A) cp -r /usr/src/linux-4.3.3 /usr/src/linux
B) ln -s /usr/src/linux-4.3.3 /usr/src/linux
C) mount --bind /usr/src/linux-4.3.3 /usr/src/linux
D) mv /usr/src/linux-4.3.3 /usr/src/linux
Answer: B. Use a symbolic link. Option A duplicates files; D renames the directory and breaks the version reference.
Q2. An admin wants to update the kernel config from 4.3 to 4.4, keeping all existing settings and only answering questions about new options. Which make target should they use?
A) make config B) make defconfig C) make oldconfig D) make menuconfig
Answer: C. make oldconfig reads the existing .config and asks only about new options. make config asks everything from scratch.
Q3. After compiling the kernel on an x86_64 system, where is the resulting bzImage?
A) /usr/src/linux/bzImage
B) /usr/src/linux/arch/x86/boot/bzImage
C) /boot/bzImage
D) /usr/src/linux/kernel/bzImage
Answer: B. The file is created at arch/x86/boot/bzImage relative to the source tree root.
Q4. Which command creates /lib/modules/<version>/modules.dep?

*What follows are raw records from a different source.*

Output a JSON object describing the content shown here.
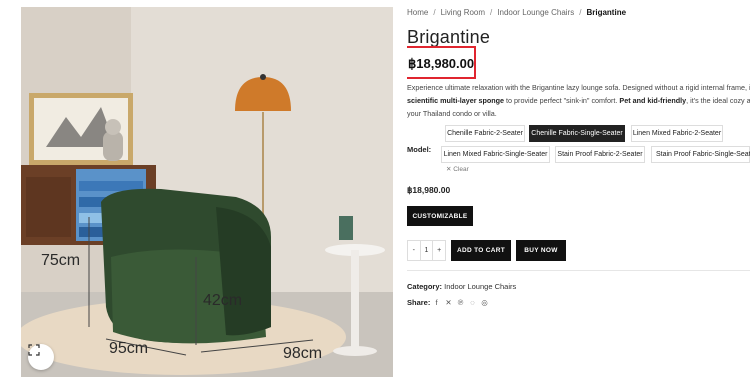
{
  "breadcrumb": {
    "items": [
      "Home",
      "Living Room",
      "Indoor Lounge Chairs"
    ],
    "current": "Brigantine",
    "separator": "/"
  },
  "product": {
    "title": "Brigantine",
    "price": "฿18,980.00",
    "description": {
      "p1": "Experience ultimate relaxation with the Brigantine lazy lounge sofa. Designed without a rigid internal frame, it us",
      "b1": "scientific multi-layer sponge",
      "p2": " to provide perfect \"sink-in\" comfort. ",
      "b2": "Pet and kid-friendly",
      "p3": ", it's the ideal cozy addit",
      "p4": "your Thailand condo or villa."
    },
    "selected_price": "฿18,980.00"
  },
  "gallery": {
    "dimensions": {
      "height": "75cm",
      "seat": "42cm",
      "depth": "95cm",
      "width": "98cm"
    }
  },
  "variations": {
    "label": "Model:",
    "options": [
      "Chenille Fabric-2-Seater",
      "Chenille Fabric-Single-Seater",
      "Linen Mixed Fabric-2-Seater",
      "Linen Mixed Fabric-Single-Seater",
      "Stain Proof Fabric-2-Seater",
      "Stain Proof Fabric-Single-Seater"
    ],
    "selected": "Chenille Fabric-Single-Seater",
    "clear_label": "Clear"
  },
  "actions": {
    "customizable": "CUSTOMIZABLE",
    "qty_minus": "-",
    "qty_value": "1",
    "qty_plus": "+",
    "add_to_cart": "ADD TO CART",
    "buy_now": "BUY NOW"
  },
  "meta": {
    "category_label": "Category:",
    "category_value": "Indoor Lounge Chairs",
    "share_label": "Share:",
    "share_icons": [
      "facebook-icon",
      "x-icon",
      "pinterest-icon",
      "whatsapp-icon",
      "instagram-icon"
    ]
  },
  "colors": {
    "accent_highlight": "#e0252f",
    "button": "#111111",
    "sofa": "#2f4a2e"
  }
}
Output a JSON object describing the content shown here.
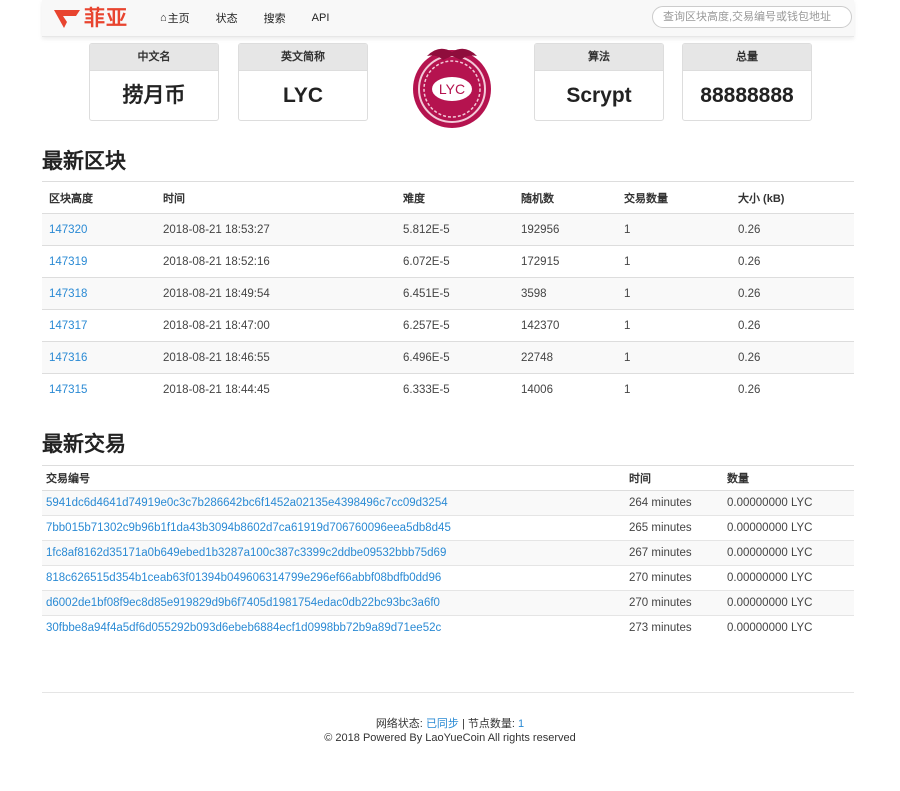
{
  "nav": {
    "brand": "菲亚",
    "items": [
      "主页",
      "状态",
      "搜索",
      "API"
    ],
    "search_placeholder": "查询区块高度,交易编号或钱包地址"
  },
  "cards": [
    {
      "label": "中文名",
      "value": "捞月币"
    },
    {
      "label": "英文简称",
      "value": "LYC"
    },
    {
      "label": "算法",
      "value": "Scrypt"
    },
    {
      "label": "总量",
      "value": "88888888"
    }
  ],
  "logo_text": "LYC",
  "blocks": {
    "title": "最新区块",
    "headers": [
      "区块高度",
      "时间",
      "难度",
      "随机数",
      "交易数量",
      "大小 (kB)"
    ],
    "rows": [
      [
        "147320",
        "2018-08-21 18:53:27",
        "5.812E-5",
        "192956",
        "1",
        "0.26"
      ],
      [
        "147319",
        "2018-08-21 18:52:16",
        "6.072E-5",
        "172915",
        "1",
        "0.26"
      ],
      [
        "147318",
        "2018-08-21 18:49:54",
        "6.451E-5",
        "3598",
        "1",
        "0.26"
      ],
      [
        "147317",
        "2018-08-21 18:47:00",
        "6.257E-5",
        "142370",
        "1",
        "0.26"
      ],
      [
        "147316",
        "2018-08-21 18:46:55",
        "6.496E-5",
        "22748",
        "1",
        "0.26"
      ],
      [
        "147315",
        "2018-08-21 18:44:45",
        "6.333E-5",
        "14006",
        "1",
        "0.26"
      ]
    ]
  },
  "transactions": {
    "title": "最新交易",
    "headers": [
      "交易编号",
      "时间",
      "数量"
    ],
    "rows": [
      [
        "5941dc6d4641d74919e0c3c7b286642bc6f1452a02135e4398496c7cc09d3254",
        "264 minutes",
        "0.00000000 LYC"
      ],
      [
        "7bb015b71302c9b96b1f1da43b3094b8602d7ca61919d706760096eea5db8d45",
        "265 minutes",
        "0.00000000 LYC"
      ],
      [
        "1fc8af8162d35171a0b649ebed1b3287a100c387c3399c2ddbe09532bbb75d69",
        "267 minutes",
        "0.00000000 LYC"
      ],
      [
        "818c626515d354b1ceab63f01394b049606314799e296ef66abbf08bdfb0dd96",
        "270 minutes",
        "0.00000000 LYC"
      ],
      [
        "d6002de1bf08f9ec8d85e919829d9b6f7405d1981754edac0db22bc93bc3a6f0",
        "270 minutes",
        "0.00000000 LYC"
      ],
      [
        "30fbbe8a94f4a5df6d055292b093d6ebeb6884ecf1d0998bb72b9a89d71ee52c",
        "273 minutes",
        "0.00000000 LYC"
      ]
    ]
  },
  "footer": {
    "status_label": "网络状态:",
    "status_value": "已同步",
    "separator": "|",
    "nodes_label": "节点数量:",
    "nodes_value": "1",
    "copyright": "© 2018 Powered By LaoYueCoin All rights reserved"
  },
  "colors": {
    "brand": "#e8442f",
    "link": "#2a8ad4",
    "logo": "#b5134f"
  }
}
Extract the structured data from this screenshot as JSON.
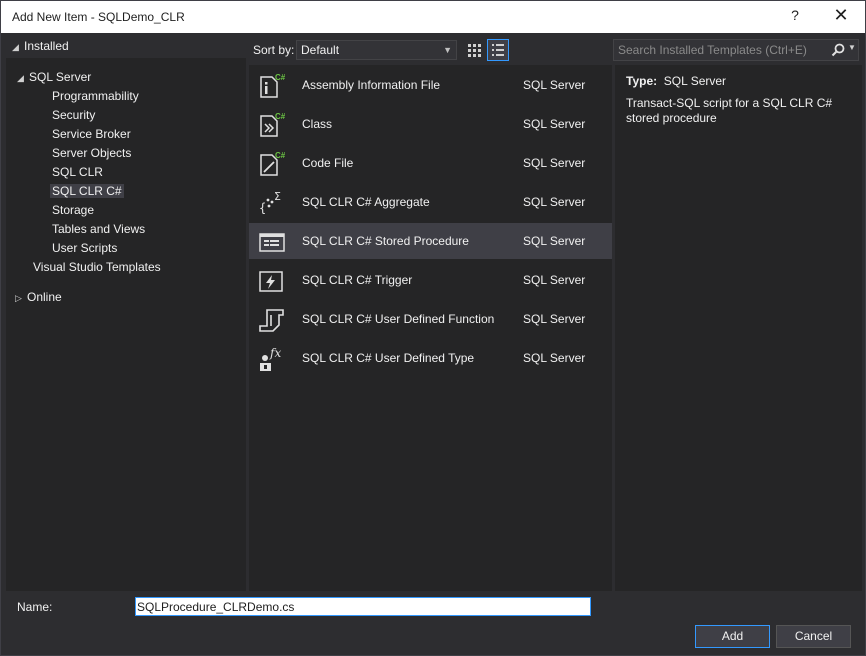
{
  "window": {
    "title": "Add New Item - SQLDemo_CLR",
    "help_label": "?",
    "close_label": "✕"
  },
  "tree": {
    "installed": "Installed",
    "sql_server": "SQL Server",
    "children": [
      "Programmability",
      "Security",
      "Service Broker",
      "Server Objects",
      "SQL CLR",
      "SQL CLR C#",
      "Storage",
      "Tables and Views",
      "User Scripts"
    ],
    "selected": "SQL CLR C#",
    "vs_templates": "Visual Studio Templates",
    "online": "Online"
  },
  "toolbar": {
    "sort_label": "Sort by:",
    "sort_value": "Default",
    "search_placeholder": "Search Installed Templates (Ctrl+E)"
  },
  "templates": [
    {
      "name": "Assembly Information File",
      "type": "SQL Server",
      "icon": "assembly-info-file-icon"
    },
    {
      "name": "Class",
      "type": "SQL Server",
      "icon": "class-file-icon"
    },
    {
      "name": "Code File",
      "type": "SQL Server",
      "icon": "code-file-icon"
    },
    {
      "name": "SQL CLR C# Aggregate",
      "type": "SQL Server",
      "icon": "aggregate-icon"
    },
    {
      "name": "SQL CLR C# Stored Procedure",
      "type": "SQL Server",
      "icon": "stored-procedure-icon"
    },
    {
      "name": "SQL CLR C# Trigger",
      "type": "SQL Server",
      "icon": "trigger-icon"
    },
    {
      "name": "SQL CLR C# User Defined Function",
      "type": "SQL Server",
      "icon": "user-defined-function-icon"
    },
    {
      "name": "SQL CLR C# User Defined Type",
      "type": "SQL Server",
      "icon": "user-defined-type-icon"
    }
  ],
  "selected_template": "SQL CLR C# Stored Procedure",
  "details": {
    "type_label": "Type:",
    "type_value": "SQL Server",
    "description": "Transact-SQL script for a SQL CLR C# stored procedure"
  },
  "footer": {
    "name_label": "Name:",
    "name_value": "SQLProcedure_CLRDemo.cs",
    "add_label": "Add",
    "cancel_label": "Cancel"
  },
  "colors": {
    "background": "#2d2d30",
    "pane": "#252526",
    "selection": "#3f3f46",
    "accent": "#3399ff",
    "csharp_badge": "#6cc644"
  }
}
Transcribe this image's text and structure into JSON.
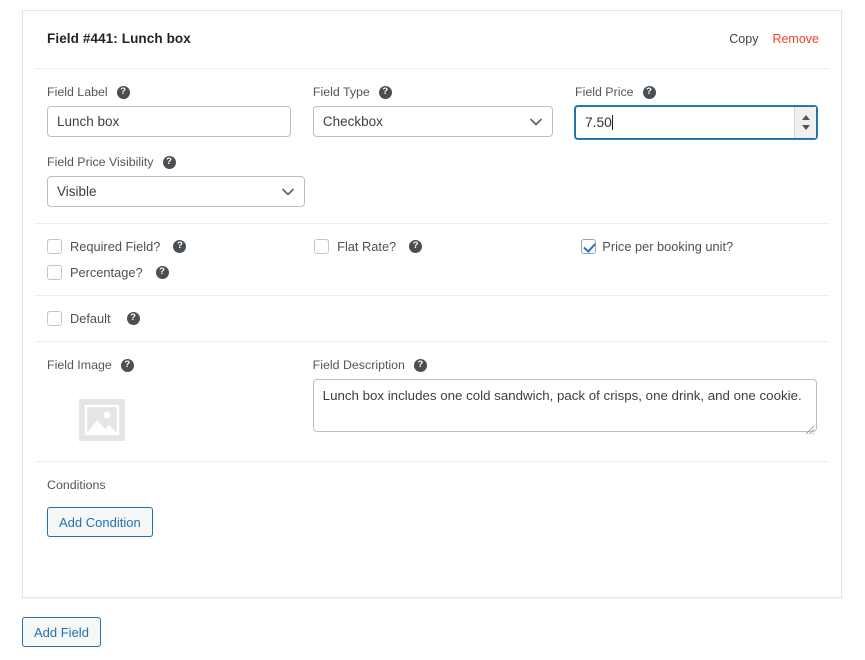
{
  "card": {
    "title": "Field #441: Lunch box",
    "actions": {
      "copy": "Copy",
      "remove": "Remove"
    }
  },
  "fields": {
    "field_label": {
      "label": "Field Label",
      "help": "?",
      "value": "Lunch box",
      "placeholder": "Field Label"
    },
    "field_type": {
      "label": "Field Type",
      "help": "?",
      "value": "Checkbox",
      "options": [
        "Checkbox"
      ]
    },
    "field_price": {
      "label": "Field Price",
      "help": "?",
      "value": "7.50",
      "focused": true
    },
    "field_price_visibility": {
      "label": "Field Price Visibility",
      "help": "?",
      "value": "Visible",
      "options": [
        "Visible"
      ]
    },
    "field_image": {
      "label": "Field Image",
      "help": "?",
      "icon": "image-placeholder-icon"
    },
    "field_description": {
      "label": "Field Description",
      "help": "?",
      "value": "Lunch box includes one cold sandwich, pack of crisps, one drink, and one cookie.",
      "placeholder": "Field Description"
    }
  },
  "checkboxes": {
    "required_field": {
      "label": "Required Field?",
      "help": "?",
      "checked": false
    },
    "flat_rate": {
      "label": "Flat Rate?",
      "help": "?",
      "checked": false
    },
    "price_per_booking_unit": {
      "label": "Price per booking unit?",
      "checked": true
    },
    "percentage": {
      "label": "Percentage?",
      "help": "?",
      "checked": false
    },
    "default": {
      "label": "Default",
      "help": "?",
      "checked": false
    }
  },
  "conditions": {
    "label": "Conditions",
    "add_button": "Add Condition"
  },
  "footer": {
    "add_field_button": "Add Field"
  },
  "colors": {
    "accent": "#2271b1",
    "danger": "#f4402f",
    "border": "#b9bfc4",
    "focus": "#2a7bb8",
    "text": "#3c434a"
  }
}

A) modprobe --update B) insmod --deps C) depmod -a D) ldconfig
Answer: C. depmod -a scans all modules in /lib/modules/<version>/ and writes the dependency file modules.dep.
Q5. An admin on a Debian system wants to create an initramfs image for kernel version 4.3.3. Which command should they use?
A) mkinitrd /boot/initrd-4.3.3.img 4.3.3
B) dracut /boot/initrd.img 4.3.3
C) mkinitramfs -o /boot/initrd.img-4.3.3 4.3.3
D) mkinitrfs 4.3.3 /boot/initrd.img
Answer: C. mkinitramfs is the Debian tool. mkinitrd is for RPM-based systems (Red Hat, SUSE).
Q6. Which file must be present in a DKMS module directory under /usr/src/?
A) Makefile B) dkms.conf C) module.spec D) .config
Answer: B. dkms.conf contains the directives for DKMS and is mandatory for the framework to function.
Q7. An admin wants to completely reset the kernel configuration and remove all previously compiled object files. Which command should they use?
A) make clean B) make distclean C) make mrproper D) make reset
Answer: C. make mrproper removes both object files and .config. make clean removes only object files, preserving .config.
Q8. After installing a new kernel and running make modules_install, the admin notices modprobe cannot load the new module, complaining about a missing dependency file. What fixes this?
A) Restart udevd
B) Run depmod -a
C) Run ldconfig
D) Rebuild the kernel with make all
Answer: B. depmod -a creates the modules.dep file that modprobe reads to resolve dependencies.